Acacia seclusa
- Conservation status: Priority One — Poorly Known Taxa (DEC)

Scientific classification
- Kingdom: Plantae
- Clade: Tracheophytes
- Clade: Angiosperms
- Clade: Eudicots
- Clade: Rosids
- Order: Fabales
- Family: Fabaceae
- Subfamily: Caesalpinioideae
- Clade: Mimosoid clade
- Genus: Acacia
- Species: A. seclusa
- Binomial name: Acacia seclusa M.W.McDonald

= Acacia seclusa =

- Genus: Acacia
- Species: seclusa
- Authority: M.W.McDonald
- Conservation status: P1

Species of legume

Acacia seclusa, commonly known as saw range wattle, is a small tree belonging to the genus Acacia and the subgenus Juliflorae that is endemic to northern Australia.

==Description==
The tree typically grows to a height of 6 m. The canopy has a spreading habit that is silvery to bluish in colour. The hard, grey bark is shallowly rimose. Like most species of Acacia it has phyllodes rather than true leaves. It has narrowly-elliptic to narrowly-dimidiate shaped phyllodes that are straight with a length of 10 to 15 cm and a width of 1 to 2.5 cm.

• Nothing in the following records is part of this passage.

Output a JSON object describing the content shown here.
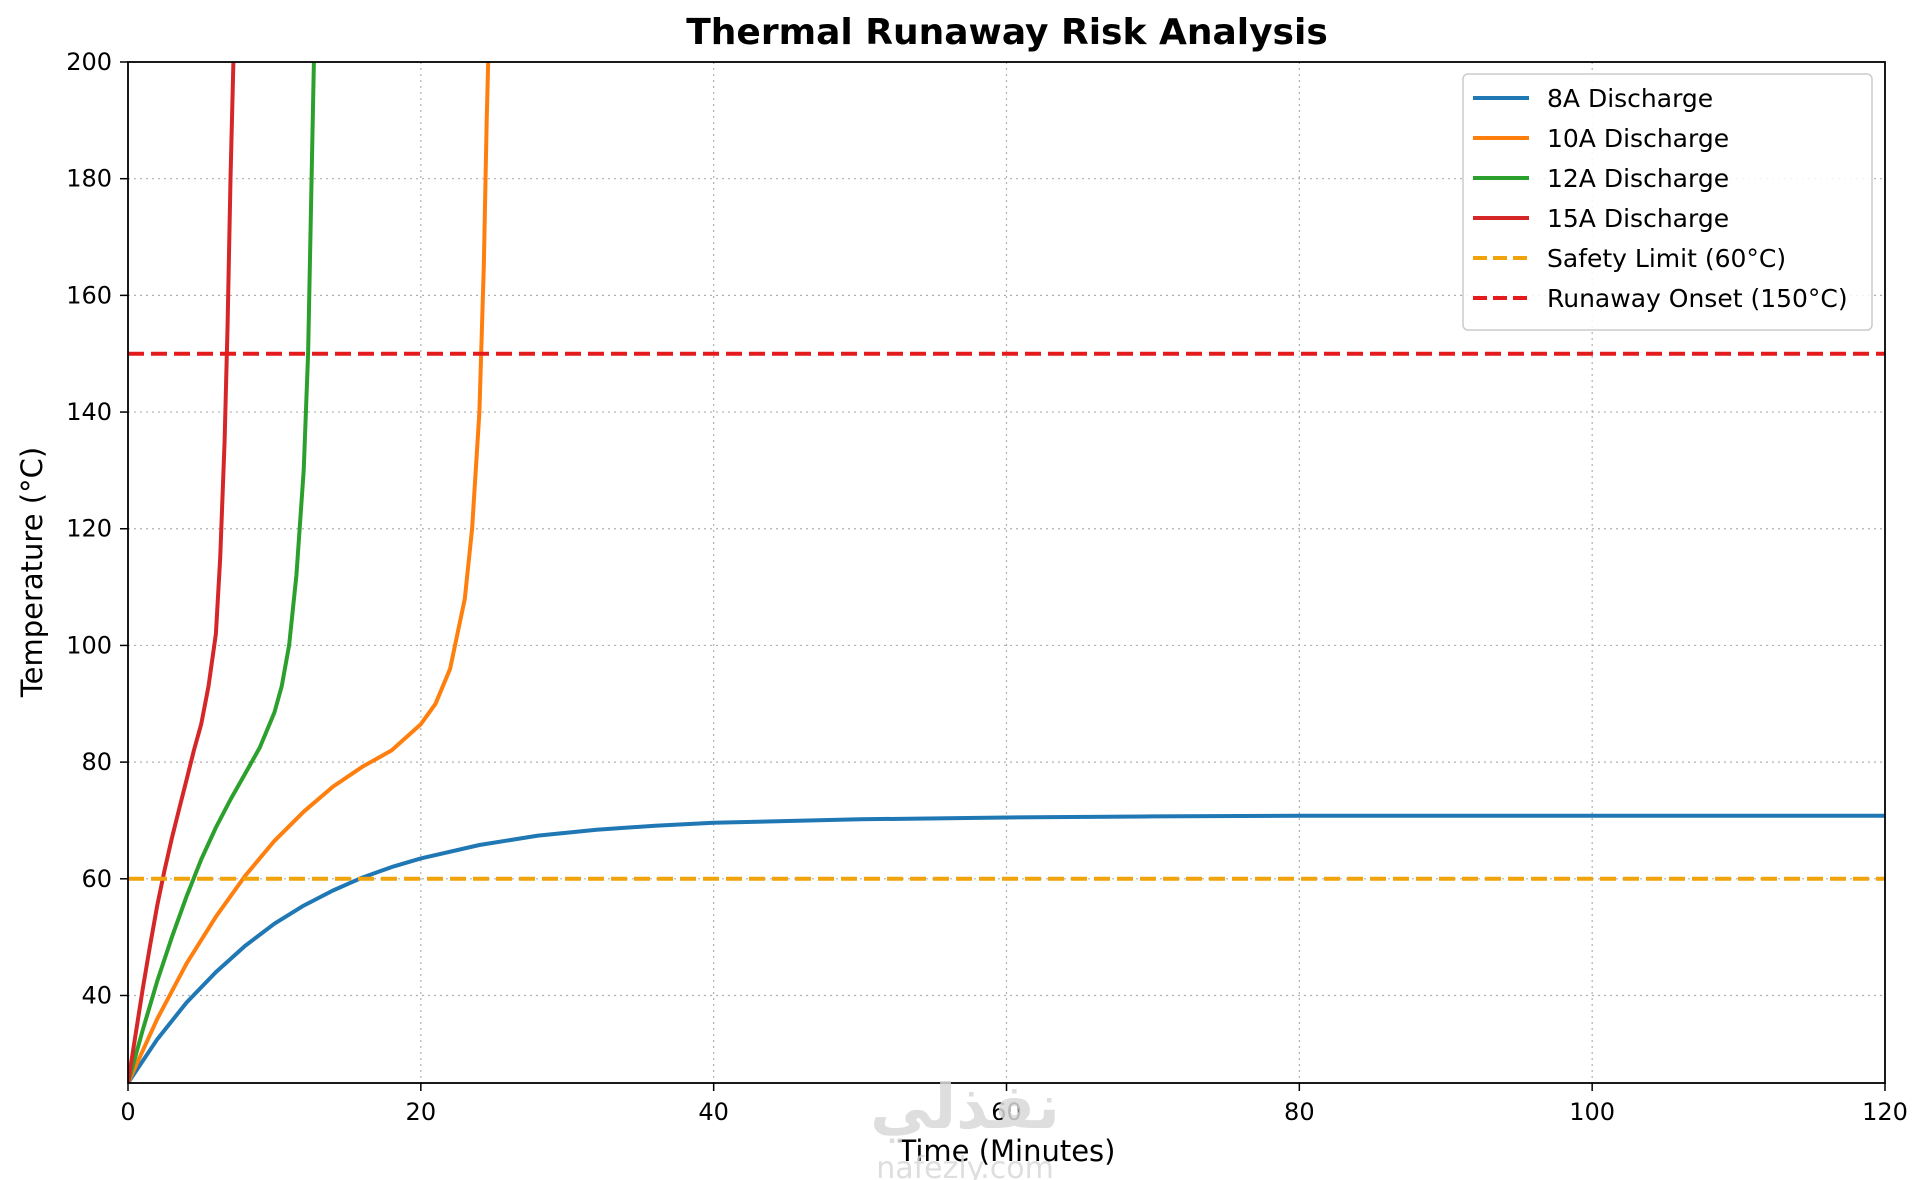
{
  "chart_data": {
    "type": "line",
    "title": "Thermal Runaway Risk Analysis",
    "xlabel": "Time (Minutes)",
    "ylabel": "Temperature (°C)",
    "xlim": [
      0,
      120
    ],
    "ylim": [
      25,
      200
    ],
    "xticks": [
      0,
      20,
      40,
      60,
      80,
      100,
      120
    ],
    "yticks": [
      40,
      60,
      80,
      100,
      120,
      140,
      160,
      180,
      200
    ],
    "grid": true,
    "legend_position": "top-right",
    "series": [
      {
        "name": "8A Discharge",
        "color": "#1f77b4",
        "style": "solid",
        "x": [
          0,
          2,
          4,
          6,
          8,
          10,
          12,
          14,
          16,
          18,
          20,
          24,
          28,
          32,
          36,
          40,
          50,
          60,
          70,
          80,
          90,
          100,
          110,
          120
        ],
        "y": [
          25,
          32.5,
          38.8,
          44,
          48.5,
          52.3,
          55.4,
          58,
          60.2,
          62,
          63.5,
          65.8,
          67.4,
          68.4,
          69.1,
          69.6,
          70.2,
          70.5,
          70.7,
          70.8,
          70.8,
          70.8,
          70.8,
          70.8
        ]
      },
      {
        "name": "10A Discharge",
        "color": "#ff7f0e",
        "style": "solid",
        "x": [
          0,
          2,
          4,
          6,
          8,
          10,
          12,
          14,
          16,
          18,
          20,
          21,
          22,
          23,
          23.5,
          24,
          24.3,
          24.5,
          24.6
        ],
        "y": [
          25,
          36,
          45.5,
          53.5,
          60.5,
          66.5,
          71.5,
          75.8,
          79.2,
          82,
          86.5,
          90,
          96,
          108,
          120,
          140,
          165,
          190,
          200
        ]
      },
      {
        "name": "12A Discharge",
        "color": "#2ca02c",
        "style": "solid",
        "x": [
          0,
          1,
          2,
          3,
          4,
          5,
          6,
          7,
          8,
          9,
          10,
          10.5,
          11,
          11.5,
          12,
          12.3,
          12.5,
          12.7
        ],
        "y": [
          25,
          34,
          42.5,
          50,
          57,
          63.3,
          68.8,
          73.6,
          78,
          82.5,
          88.5,
          93,
          100,
          112,
          130,
          150,
          175,
          200
        ]
      },
      {
        "name": "15A Discharge",
        "color": "#d62728",
        "style": "solid",
        "x": [
          0,
          0.5,
          1,
          1.5,
          2,
          2.5,
          3,
          3.5,
          4,
          4.5,
          5,
          5.5,
          6,
          6.3,
          6.6,
          6.8,
          7.0,
          7.2
        ],
        "y": [
          25,
          33,
          41,
          48.5,
          55.5,
          61.5,
          67,
          72,
          77,
          82,
          86.5,
          93,
          102,
          115,
          135,
          155,
          180,
          200
        ]
      },
      {
        "name": "Safety Limit (60°C)",
        "color": "#f0a30a",
        "style": "dashed",
        "x": [
          0,
          120
        ],
        "y": [
          60,
          60
        ]
      },
      {
        "name": "Runaway Onset (150°C)",
        "color": "#e41a1c",
        "style": "dashed",
        "x": [
          0,
          120
        ],
        "y": [
          150,
          150
        ]
      }
    ]
  },
  "watermark": {
    "line1": "نفذلي",
    "line2": "nafezly.com"
  }
}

The coriaceous and sericeous phyllodes are grey-green; in colour and have many longitudinal nerves that are close together and three main longitudinal nerves. It blooms from August producing yellow flowers. The simple inflorescences occur singly or in pairs in the axils or are racemose. The cylindrical flower-spikes have a length of 2 to 5 cm with densely packed yellow to pale golden coloured flowers. Following flowering seed pods form that have a narrowly oblong shape and can be constricted between the seeds. The woody and grooved pods are sub-terete to slightly flattened and can be straight to slightly curved with a length of 4 to 7 cm with a width of 6 to 8 mm The glossy black seeds inside are elliptic to irregularly elliptic with a length of around 4 mm and a width of 3 mm.

==Distribution==
It is native to a small area in the eastern Kimberley region of Western Australia where it is mostly found in riparian areas. The restricted range is among the Saw Range close to Dillon Springs in the steep rocky slopes around the spring.